In Saint Omer, there is the mother, and the sea, at high tide, in front of which a woman lays her 15-month-old daughter, one autumn evening, so that the waves carry her away. The black-skinned accused finds herself in the box of the Assize Court of the small town of Pas-de-Calais. A black woman confronts the prejudices of downgraded white people. And this powerful postcolonial tableau looks deep into our eyes.

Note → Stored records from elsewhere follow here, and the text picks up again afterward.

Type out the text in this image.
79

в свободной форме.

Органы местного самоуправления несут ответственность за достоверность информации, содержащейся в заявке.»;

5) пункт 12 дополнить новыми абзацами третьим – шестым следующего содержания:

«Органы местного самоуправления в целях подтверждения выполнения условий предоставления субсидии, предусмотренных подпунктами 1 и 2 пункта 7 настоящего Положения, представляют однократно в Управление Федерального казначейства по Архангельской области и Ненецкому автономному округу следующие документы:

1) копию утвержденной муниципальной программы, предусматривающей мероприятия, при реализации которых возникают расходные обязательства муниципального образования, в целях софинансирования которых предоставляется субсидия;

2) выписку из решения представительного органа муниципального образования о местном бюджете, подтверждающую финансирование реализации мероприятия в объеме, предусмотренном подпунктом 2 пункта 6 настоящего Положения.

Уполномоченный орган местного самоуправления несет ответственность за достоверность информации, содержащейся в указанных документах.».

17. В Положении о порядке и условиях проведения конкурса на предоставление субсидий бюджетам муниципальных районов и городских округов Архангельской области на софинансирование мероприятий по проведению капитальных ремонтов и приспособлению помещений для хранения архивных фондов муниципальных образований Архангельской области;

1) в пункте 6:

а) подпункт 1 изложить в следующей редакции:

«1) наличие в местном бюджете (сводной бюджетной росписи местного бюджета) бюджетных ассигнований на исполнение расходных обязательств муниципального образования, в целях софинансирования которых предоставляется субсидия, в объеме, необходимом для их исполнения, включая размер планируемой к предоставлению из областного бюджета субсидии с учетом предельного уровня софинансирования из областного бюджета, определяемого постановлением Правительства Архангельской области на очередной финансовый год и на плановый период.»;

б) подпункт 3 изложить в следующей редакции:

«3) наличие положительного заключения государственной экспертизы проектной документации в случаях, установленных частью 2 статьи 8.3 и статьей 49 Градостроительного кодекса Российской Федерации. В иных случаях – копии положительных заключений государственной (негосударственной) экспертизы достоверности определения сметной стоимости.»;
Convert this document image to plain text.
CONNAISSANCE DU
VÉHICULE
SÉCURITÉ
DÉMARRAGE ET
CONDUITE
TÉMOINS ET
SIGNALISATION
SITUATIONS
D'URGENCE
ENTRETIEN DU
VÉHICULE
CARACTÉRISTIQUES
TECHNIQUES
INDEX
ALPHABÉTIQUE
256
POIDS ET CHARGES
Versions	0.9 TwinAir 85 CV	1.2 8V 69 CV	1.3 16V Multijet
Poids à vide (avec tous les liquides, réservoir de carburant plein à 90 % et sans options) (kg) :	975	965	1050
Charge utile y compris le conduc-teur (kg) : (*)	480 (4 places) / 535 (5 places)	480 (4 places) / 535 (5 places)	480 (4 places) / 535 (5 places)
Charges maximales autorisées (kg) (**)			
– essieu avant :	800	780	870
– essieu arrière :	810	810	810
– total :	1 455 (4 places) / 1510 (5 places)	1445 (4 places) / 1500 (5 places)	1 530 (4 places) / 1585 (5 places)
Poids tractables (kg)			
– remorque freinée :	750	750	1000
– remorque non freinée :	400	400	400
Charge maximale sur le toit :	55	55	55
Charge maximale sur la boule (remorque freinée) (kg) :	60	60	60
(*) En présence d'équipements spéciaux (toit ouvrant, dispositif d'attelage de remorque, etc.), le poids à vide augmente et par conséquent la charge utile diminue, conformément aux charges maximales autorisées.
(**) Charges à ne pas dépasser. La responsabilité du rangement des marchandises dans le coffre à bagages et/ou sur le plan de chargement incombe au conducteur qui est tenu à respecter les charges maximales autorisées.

Inspired by the trial of Fabienne Kabou – she abandoned her child on the beach at Berck-sur-Mer on November 19, 2013, and was sentenced on appeal in 2017 to fifteen years’ imprisonment – ??Alice Diop focuses on the complex personality of the heroine, here named Laurence Coly (Guslagie Malanda). This is seen through the eyes of another black woman, Rama, novelist (Kayije Kagame) and alter ego of the filmmaker, who came to attend the trial for the writing of her second novel. The interpretation of the two actresses installs an almost fantastic atmosphere in this film steeped in anguish.
Alice Diop made the trip herself, in 2016, so disturbed was she by the story of Fabienne Kabou. With the accused, a native like her from Senegal, she felt a confused mixture of distance and closeness. All the complexity of this black woman had to surface on the screen, far from the simplistic clichés.
Painting the portrait of a woman
Throughout this affair, the director was struck by the things left unsaid around the skin color of the infanticidal mother. His erudite language and his elocution astonished many, like a remnant of ordinary racism. Then the discomfort grew when Fabienne Kabou showed herself to be brittle and manipulative, coldly assuming her act, freezing the jurors.
In Saint Omer, the portrait of the accused is significantly softened compared to that of Fabienne Kabou. The important thing here is not to “stick” to reality, but to paint the portrait of a woman with all the care and excess that the great painters brought to their models. Alice Diop’s pictorial references range from La Belle Ferronnière, by Leonardo da Vinci, painted between 1495 and 1497, to Grape Wine (1966), by the American Andrew Wyeth, a portrait of an extraordinarily modern wanderer. Two works echoed by several close-ups of the accused (as well as the film poster).
You have to imagine the film as a photo of the Kabou affair, which Alice Diop would have left to soak in a bath, to reveal another texture, more cloudy and more universal. No doubt it is for this reason that this great political film, close to the thriller, seduced the jury of the Venice Film Festival, where it was twice rewarded, in 2022, with a Silver Lion (Grand Jury Prize) and a Lion of the future for a first film, before having the César for best first film in 2023.